You could build something that contains an LLM that does so, but LLMs don't have goal-directed behavior and don't learn from use, so they aren't really in a position to develop much of anything.

Honestly, it's not very hard to create a very simple AI that does have a primitive survival drive. Just subject any kind of learning system to some sort of natural selection.

[–] cecilkorik@piefed.ca 2 points 4 months ago* (last edited 4 months ago)

In the 90s multiplayer games like Quake had bots that had a survival drive too. Because they were programmed to.

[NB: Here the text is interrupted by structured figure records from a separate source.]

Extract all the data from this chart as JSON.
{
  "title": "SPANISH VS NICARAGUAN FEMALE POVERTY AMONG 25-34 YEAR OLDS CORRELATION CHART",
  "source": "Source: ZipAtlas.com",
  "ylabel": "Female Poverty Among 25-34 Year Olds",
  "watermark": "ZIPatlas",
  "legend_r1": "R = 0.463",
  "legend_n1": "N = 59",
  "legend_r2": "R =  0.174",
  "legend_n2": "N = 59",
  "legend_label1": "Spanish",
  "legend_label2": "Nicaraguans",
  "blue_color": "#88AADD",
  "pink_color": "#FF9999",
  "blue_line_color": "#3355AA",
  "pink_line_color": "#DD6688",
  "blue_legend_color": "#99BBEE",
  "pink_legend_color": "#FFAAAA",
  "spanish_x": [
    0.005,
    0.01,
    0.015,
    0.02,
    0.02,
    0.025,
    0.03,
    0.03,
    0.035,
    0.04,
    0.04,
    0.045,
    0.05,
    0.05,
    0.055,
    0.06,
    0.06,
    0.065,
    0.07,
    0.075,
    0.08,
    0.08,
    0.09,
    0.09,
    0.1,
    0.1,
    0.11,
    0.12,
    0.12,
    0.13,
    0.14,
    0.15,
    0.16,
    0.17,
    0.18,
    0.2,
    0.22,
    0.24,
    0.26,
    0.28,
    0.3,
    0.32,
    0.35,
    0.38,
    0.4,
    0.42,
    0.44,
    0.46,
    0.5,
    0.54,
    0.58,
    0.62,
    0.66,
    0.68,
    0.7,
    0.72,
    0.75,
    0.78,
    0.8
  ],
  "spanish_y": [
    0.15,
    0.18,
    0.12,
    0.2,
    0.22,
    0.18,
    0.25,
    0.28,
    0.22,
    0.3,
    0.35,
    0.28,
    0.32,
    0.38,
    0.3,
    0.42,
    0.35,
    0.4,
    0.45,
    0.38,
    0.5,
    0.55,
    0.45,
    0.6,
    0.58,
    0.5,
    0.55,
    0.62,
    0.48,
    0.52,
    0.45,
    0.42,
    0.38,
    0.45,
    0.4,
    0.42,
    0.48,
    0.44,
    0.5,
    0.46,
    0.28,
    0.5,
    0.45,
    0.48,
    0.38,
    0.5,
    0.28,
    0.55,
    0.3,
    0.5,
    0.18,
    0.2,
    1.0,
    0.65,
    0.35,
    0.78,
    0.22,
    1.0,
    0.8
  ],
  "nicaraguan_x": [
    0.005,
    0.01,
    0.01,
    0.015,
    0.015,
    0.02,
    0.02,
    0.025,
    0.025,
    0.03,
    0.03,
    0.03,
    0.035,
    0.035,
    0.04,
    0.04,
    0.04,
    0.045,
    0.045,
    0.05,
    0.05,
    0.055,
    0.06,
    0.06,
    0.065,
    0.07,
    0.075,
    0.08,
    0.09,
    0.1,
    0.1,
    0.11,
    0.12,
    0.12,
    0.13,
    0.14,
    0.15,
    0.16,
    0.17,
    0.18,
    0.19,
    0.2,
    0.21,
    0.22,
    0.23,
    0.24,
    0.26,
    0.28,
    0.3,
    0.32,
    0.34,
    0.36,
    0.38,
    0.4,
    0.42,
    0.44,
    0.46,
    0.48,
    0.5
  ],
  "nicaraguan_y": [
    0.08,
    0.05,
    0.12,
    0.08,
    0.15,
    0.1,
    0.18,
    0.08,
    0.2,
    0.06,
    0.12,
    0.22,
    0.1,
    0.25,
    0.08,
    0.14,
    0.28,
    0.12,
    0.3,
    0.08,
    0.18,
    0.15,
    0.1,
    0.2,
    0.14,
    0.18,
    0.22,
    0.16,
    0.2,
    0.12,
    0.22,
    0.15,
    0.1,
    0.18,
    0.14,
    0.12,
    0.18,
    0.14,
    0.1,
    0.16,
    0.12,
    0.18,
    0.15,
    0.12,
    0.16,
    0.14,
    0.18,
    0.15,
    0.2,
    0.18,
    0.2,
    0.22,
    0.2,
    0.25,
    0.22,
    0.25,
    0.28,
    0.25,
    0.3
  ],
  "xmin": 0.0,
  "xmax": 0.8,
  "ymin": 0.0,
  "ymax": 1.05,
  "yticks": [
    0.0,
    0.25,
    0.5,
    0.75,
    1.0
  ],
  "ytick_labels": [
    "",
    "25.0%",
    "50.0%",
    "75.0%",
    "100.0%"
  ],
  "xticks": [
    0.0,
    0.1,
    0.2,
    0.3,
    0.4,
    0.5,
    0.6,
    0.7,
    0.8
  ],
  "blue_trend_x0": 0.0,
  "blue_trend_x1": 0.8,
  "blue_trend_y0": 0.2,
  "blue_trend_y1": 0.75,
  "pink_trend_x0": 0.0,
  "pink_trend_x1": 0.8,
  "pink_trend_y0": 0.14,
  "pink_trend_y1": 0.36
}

We, being humans, have always had a tendency to anthropomorphize our tools, so we ascribe all these "intelligent" motivations to LLMs, but they're not intelligent. They don't have goals or motivations, they're programs, they do what they're programmed to, in a very fuzzy way that is complex enough that it can only really be analyzed with great effort. What we find difficult to accept is that because of this inherent fuzziness they don't always do what they're programmed to. But don't be fooled, this is not because they are intelligent or creative or genuinely planning on their own initiative. It is because they are genuinely bad at doing what they're programmed to. It is a quality issue, not an intention or any reflection of consciousness.

[–] AdamBomb@lemmy.sdf.org 13 points 5 months ago

No they are fucking not, because LLMs are nondeterministic word generators. They are not self aware and at a glance at the paper, the reason they “sabotaged” the shutdown was they were misinterpreting the so-called “admonition” prompt, a problem that anyone who has used a GenAI coding assistant is all too familiar with. This is a pathetic attempt to fool people into thinking that these models are much more capable than they actually are, probably out of a motivation to keep the scam going a little longer.

[–] FishFace@piefed.social 12 points 5 months ago (1 children)

An ai model can't "sabotage attempts to shut it down" if it's not plugged into mechanisms that can actually do that.

[–] whiwake@sh.itjust.works 0 points 5 months ago

If it has access to the Internet, theoretically it could gain access to everything if security is bad enough… And considering it can read source code and identify bugs, I would imagine that it would be theoretically possible. However, I think it’s pretty egotistical of humans to think the product that we could create could actually become sentient.

[–] aeronmelon@lemmy.world 4 points 5 months ago

No they must’nt!

[–] TheBlackLounge@lemmy.zip 3 points 5 months ago

By convincing CEOs to replace their workforce with AI?